Не зная, что предпринять, мы закурили. Раздался окрик:

– Я не давал вам разрешения курить! В армии принято спрашивать разрешение у старшего по чину офицера.

Подобного тона я не слышал уже много лег, с самой Караганды. Ничего не поделаешь, в данном случае он был формально прав. Рассерженные, мы потушили свои папиросы и вернулись к нашему делу.

– Видите ли, товарищ комендант, мы установили, что в состав управления Крейцберга входят одни русские, в то время, как нашей задачей является организация районных управлений из немецких антифашистов и демократов.

Наши доводы не произвели на коменданта ни малейшего впечатления.

– Я блестяще сработался с моим управлением: они понимают меня, я – их. Они, по крайней мере, не говорят со мной на этом собачьем языке, которого сам чёрт не разберет. Что же касается их прошлого, то это уж мое дело, они находятся под моим неустанным надзором.

Мы не сдавались и снова повторили свои возражения, но и это не помогло.

– Ваша задача – содействовать формированию управлений, сказал он еще более резким тоном, – в Крейцберге имеется управление, которое прекрасно справляется со своими обязанностями. Я его назначил, и я намерен и дальше с ним сотрудничать. Надеюсь, вопрос ясен: ваша помощь нам не нужна.

Но мы не дали сбить себя с толку. Мы выложили на стол удостоверения, подписанные генералом Галаджиевым, комендант внимательно прочел.

– Ладно, я готов уступить, – сказал он примирительно, – через несколько минут я открою совещание с моим управлением. Вы можете присутствовать при этом и убедиться в отличной работе здешнего районного управления.

Мы охотно согласились, тем более, что предоставлялась возможность присутствовать на совещании немецкого самоуправления, которое велось исключительно на русском языке.

В течение получаса мы смогли убедиться, что управление Крейцберга проделало большую работу. Заведующие отделами коротко и ясно докладывали о мероприятиях по расчистке улиц, о распределении продовольствия, о состоянии школ, ремонте больниц и т. д. Последний отчет оказался наиболее интересным.

Закончив свой доклад, заведующий отделом здравоохранения в некоторой нерешительности обратился к коменданту:

– Мне бы хотелось внести еще одно частное предложение, хотя оно касается довольно щекотливого вопроса.

– Для нас нет никаких щекотливых вопросов!
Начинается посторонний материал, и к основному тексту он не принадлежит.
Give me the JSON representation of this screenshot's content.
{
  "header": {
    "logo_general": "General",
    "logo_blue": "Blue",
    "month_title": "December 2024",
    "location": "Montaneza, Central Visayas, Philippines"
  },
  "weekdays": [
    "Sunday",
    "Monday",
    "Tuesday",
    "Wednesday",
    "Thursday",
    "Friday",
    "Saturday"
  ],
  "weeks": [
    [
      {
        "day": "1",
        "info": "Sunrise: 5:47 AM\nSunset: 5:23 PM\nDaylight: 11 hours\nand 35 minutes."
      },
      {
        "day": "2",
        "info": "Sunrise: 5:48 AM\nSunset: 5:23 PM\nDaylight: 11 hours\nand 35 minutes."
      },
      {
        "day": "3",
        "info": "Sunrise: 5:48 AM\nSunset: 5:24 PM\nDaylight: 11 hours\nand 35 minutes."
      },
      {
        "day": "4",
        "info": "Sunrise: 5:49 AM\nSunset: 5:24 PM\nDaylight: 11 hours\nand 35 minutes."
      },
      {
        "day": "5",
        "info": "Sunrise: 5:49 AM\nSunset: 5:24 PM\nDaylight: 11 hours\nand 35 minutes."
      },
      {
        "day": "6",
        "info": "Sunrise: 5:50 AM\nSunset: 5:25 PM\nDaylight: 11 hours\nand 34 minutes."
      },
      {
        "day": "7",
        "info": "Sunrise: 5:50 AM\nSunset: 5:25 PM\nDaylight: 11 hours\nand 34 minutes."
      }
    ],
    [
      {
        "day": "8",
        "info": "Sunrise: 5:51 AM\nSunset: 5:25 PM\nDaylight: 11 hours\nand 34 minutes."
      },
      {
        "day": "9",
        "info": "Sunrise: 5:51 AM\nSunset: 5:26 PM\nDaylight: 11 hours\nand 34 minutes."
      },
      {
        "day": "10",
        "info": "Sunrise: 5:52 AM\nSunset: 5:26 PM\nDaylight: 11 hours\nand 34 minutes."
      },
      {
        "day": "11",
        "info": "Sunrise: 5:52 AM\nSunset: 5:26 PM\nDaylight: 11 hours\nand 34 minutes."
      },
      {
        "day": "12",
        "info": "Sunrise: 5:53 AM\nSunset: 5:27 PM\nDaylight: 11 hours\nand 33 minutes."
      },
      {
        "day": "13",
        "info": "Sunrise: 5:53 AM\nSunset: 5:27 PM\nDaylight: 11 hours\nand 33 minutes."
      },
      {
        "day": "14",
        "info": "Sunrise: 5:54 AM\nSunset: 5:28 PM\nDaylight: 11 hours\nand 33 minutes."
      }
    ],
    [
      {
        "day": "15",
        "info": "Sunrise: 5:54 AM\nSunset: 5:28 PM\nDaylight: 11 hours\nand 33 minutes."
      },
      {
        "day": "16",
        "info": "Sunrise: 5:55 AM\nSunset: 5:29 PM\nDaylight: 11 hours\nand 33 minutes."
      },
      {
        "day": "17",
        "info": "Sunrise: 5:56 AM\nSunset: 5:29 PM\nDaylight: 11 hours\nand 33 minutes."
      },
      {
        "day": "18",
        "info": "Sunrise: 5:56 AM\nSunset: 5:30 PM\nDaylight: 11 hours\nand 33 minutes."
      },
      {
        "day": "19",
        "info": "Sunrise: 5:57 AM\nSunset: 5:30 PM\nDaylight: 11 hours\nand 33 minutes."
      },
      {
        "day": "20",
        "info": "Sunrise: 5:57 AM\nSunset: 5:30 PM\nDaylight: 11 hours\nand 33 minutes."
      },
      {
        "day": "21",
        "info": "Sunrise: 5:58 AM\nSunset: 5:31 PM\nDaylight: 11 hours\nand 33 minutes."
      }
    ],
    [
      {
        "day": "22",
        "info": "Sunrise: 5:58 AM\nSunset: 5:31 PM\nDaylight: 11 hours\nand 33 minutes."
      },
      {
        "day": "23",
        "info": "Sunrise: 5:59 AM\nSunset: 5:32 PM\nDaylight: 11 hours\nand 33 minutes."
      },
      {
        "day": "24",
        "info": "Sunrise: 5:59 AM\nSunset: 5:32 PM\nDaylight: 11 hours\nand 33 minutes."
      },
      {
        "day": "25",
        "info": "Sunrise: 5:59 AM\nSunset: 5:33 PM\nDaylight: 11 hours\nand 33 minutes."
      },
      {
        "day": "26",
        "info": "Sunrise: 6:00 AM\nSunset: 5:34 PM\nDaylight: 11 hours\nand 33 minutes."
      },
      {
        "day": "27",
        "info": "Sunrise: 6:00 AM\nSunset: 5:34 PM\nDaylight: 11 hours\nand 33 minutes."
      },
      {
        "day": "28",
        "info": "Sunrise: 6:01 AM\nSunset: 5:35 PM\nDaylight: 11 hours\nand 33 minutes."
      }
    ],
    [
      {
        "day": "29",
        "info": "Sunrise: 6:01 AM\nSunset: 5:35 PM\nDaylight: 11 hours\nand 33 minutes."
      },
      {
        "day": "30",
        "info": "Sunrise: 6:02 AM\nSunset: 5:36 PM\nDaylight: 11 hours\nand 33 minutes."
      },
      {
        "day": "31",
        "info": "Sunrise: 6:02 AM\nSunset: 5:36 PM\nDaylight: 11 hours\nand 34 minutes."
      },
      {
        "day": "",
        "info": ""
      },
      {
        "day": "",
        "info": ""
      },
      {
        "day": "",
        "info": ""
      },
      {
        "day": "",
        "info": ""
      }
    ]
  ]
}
Вы можете откровенно высказать всё, что у вас на душе. Мы здесь для того и собрались, чтобы обсудить какие мероприятия нужно еще провести по нормализации жизни. Говорите, пожалуйста.

– Дело касается, скажем… отношений, которые создались между советскими солдатами и женщинами Берлина. Явление это принимает угрожающие размеры. Об этом говорилось уже на прошлом нашем собрании.

– Зачем же опять повторяться? Ведь я вам уже сказал, что со своей стороны предпринял все возможное, чтобы это приостановить. Вы знаете, что при первом же донесении, я всегда кого‑нибудь посылал на место происшествия. Когда удавалось схватить виновного, он всегда подвергался наказанию. Но вы же сами видите, что комендатура не в состоянии в течение нескольких дней положить конец этим явлениям.

– Возвращаясь к этому вопросу, я не имел намерения кого‑либо упрекать и прошу вас, комендант, не поймите меня превратно. Как врач и заведующий отделом здравоохранения, я должен считаться с возможностью распространения болезней и потому хочу сделать предложение, которое внесет порядок в эти дела.

– Что вы хотите этим сказать? – удивился комендант,

– Отдел здравоохранения мог бы оборудовать пункты, которые, находясь под строгим медицинским контролем, – в нашем распоряжении для этой цели имеется достаточное количество персонала, – могли бы предотвратить опасность заболеваний в нашем районе.

– Организовать под руководством отдела здравоохранения нечто вроде домов терпимости? Так, что ли? – с возмущением воскликнул комендант.

Напрасно пытался заведующий отделом здравоохранения еще что‑то объяснить, комендант его не слушал.

– Советская армия не знает домов терпимости и никогда их не допустит. Если бы я не знал вас как усердного и исполнительного сотрудника, я вынужден был бы истолковать ваше предложение, как провокацию, как оскорбление чести Советской армии! Считаю вопрос исчерпанным и не желаю больше к нему возвращаться. Переходим к следующему пункту.

Собрание продолжалось еще два часа. За это время Фриц Эрпенбек и я соображали, что нам следует предпринять, чтобы обеспечить ликвидацию русского самоуправления в Крейцберге.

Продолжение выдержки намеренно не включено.